There is a split of authority as to whether an inherent conflict exists between a job requiring level 3 reasoning and a finding that a claimant should be limited to simple, routine tasks and unskilled work.   E.g., Terry v. Astrue, 580 F.3d 471, 478 (7th Cir. 2009).  See,  Renfrow v. Astrue, 496 F.3d 918, 921 (8th Cir. 2007); Clawson v. Astrue, Civil Action No. 11–294, 2013 WL 154206, at *6 (W.D. Pa. Jan. 15, 2013); Simpson v. Astrue, Civil Action No. 10–2874, 2011 WL 1883124, at *7 (E.D. Pa. May 17, 2011) VERSUS  Terry v. Astrue, 580 F.3d 471, 478 (7th Cir. 2009); Renfrow v. Astrue, 496 F.3d 918, 921 (8th Cir. 2007); Clawson v. Astrue, Civil Action No. 11–294, 2013 WL 154206, at *6 (W.D. Pa. Jan. 15, 2013); Simpson v.
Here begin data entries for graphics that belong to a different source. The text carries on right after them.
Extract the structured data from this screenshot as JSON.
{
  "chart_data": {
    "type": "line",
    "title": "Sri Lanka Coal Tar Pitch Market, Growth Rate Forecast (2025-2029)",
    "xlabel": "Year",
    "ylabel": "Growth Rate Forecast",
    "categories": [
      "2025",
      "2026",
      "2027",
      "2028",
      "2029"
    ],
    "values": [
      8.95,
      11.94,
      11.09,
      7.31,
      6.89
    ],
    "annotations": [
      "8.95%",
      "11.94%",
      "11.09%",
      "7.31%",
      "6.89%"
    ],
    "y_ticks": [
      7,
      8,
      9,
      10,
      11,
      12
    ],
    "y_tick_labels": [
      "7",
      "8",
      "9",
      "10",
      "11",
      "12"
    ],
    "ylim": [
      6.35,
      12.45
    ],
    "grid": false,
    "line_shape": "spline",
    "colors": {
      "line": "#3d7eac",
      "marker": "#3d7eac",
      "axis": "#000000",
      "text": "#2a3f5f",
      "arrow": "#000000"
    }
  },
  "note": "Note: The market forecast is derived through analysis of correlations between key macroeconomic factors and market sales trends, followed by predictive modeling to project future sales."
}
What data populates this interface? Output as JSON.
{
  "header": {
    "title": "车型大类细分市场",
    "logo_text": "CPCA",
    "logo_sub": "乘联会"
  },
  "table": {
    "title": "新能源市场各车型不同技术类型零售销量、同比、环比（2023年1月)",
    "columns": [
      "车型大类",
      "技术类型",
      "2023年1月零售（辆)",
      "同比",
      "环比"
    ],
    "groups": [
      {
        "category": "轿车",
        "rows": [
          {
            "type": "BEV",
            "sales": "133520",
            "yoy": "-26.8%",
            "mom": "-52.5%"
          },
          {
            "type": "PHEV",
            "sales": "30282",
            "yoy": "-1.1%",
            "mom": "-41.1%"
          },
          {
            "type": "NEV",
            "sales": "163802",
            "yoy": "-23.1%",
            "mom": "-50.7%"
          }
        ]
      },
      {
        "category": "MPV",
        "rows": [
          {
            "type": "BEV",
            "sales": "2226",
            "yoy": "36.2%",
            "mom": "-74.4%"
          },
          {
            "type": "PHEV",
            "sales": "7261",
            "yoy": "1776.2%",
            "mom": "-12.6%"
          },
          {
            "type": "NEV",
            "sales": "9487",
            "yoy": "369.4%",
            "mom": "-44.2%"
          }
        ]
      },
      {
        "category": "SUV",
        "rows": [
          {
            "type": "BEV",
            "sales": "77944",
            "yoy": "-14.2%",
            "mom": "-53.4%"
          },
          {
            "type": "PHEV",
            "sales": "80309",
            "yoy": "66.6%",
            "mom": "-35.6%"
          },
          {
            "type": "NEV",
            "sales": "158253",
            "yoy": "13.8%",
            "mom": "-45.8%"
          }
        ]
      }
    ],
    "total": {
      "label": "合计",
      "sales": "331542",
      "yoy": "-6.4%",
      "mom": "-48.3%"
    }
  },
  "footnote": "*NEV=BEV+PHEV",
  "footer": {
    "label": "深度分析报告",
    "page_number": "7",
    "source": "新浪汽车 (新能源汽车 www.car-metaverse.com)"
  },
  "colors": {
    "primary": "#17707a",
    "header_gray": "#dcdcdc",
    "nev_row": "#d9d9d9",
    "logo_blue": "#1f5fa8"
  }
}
Astrue, Civil Action No. 10–2874, 2011 WL 1883124, at *7 (E.D. Pa. May 17, 2011).

 

The review of the aforementioned cases demonstrates that there is no bright-line rule stating whether there is a per se conflict between a job that requires level 3 reasoning and a finding that a claimant should be limited to simple and routine work. Without controlling precedent on this issue, this Court finds that the decisions in the Terry and Simpson cases are most applicable to the facts of Zirnsak’s case - any error stemming from an ALJ’s failure to ask about a conflict was harmless where the record established that the claimant in question could perform a level 3 reasoning job, despite a limitation to simple work.

 

Second, as in Terry and Simpson, Zirnsak’s counsel did not identify any inconsistencies between the VE’s testimony and the DOT at her hearing. (Tr. at 59). In fact, Zirnsak’s counsel did not question the VE regarding inconsistencies at all.  Finally, as in Simpson, the occupations listed by the VE were only “a couple examples” of jobs available to Zirnsak. ....Accordingly, the combination of these factors compels our finding that “any conflict [was] not so obvious that the ALJ should have pursued the question.”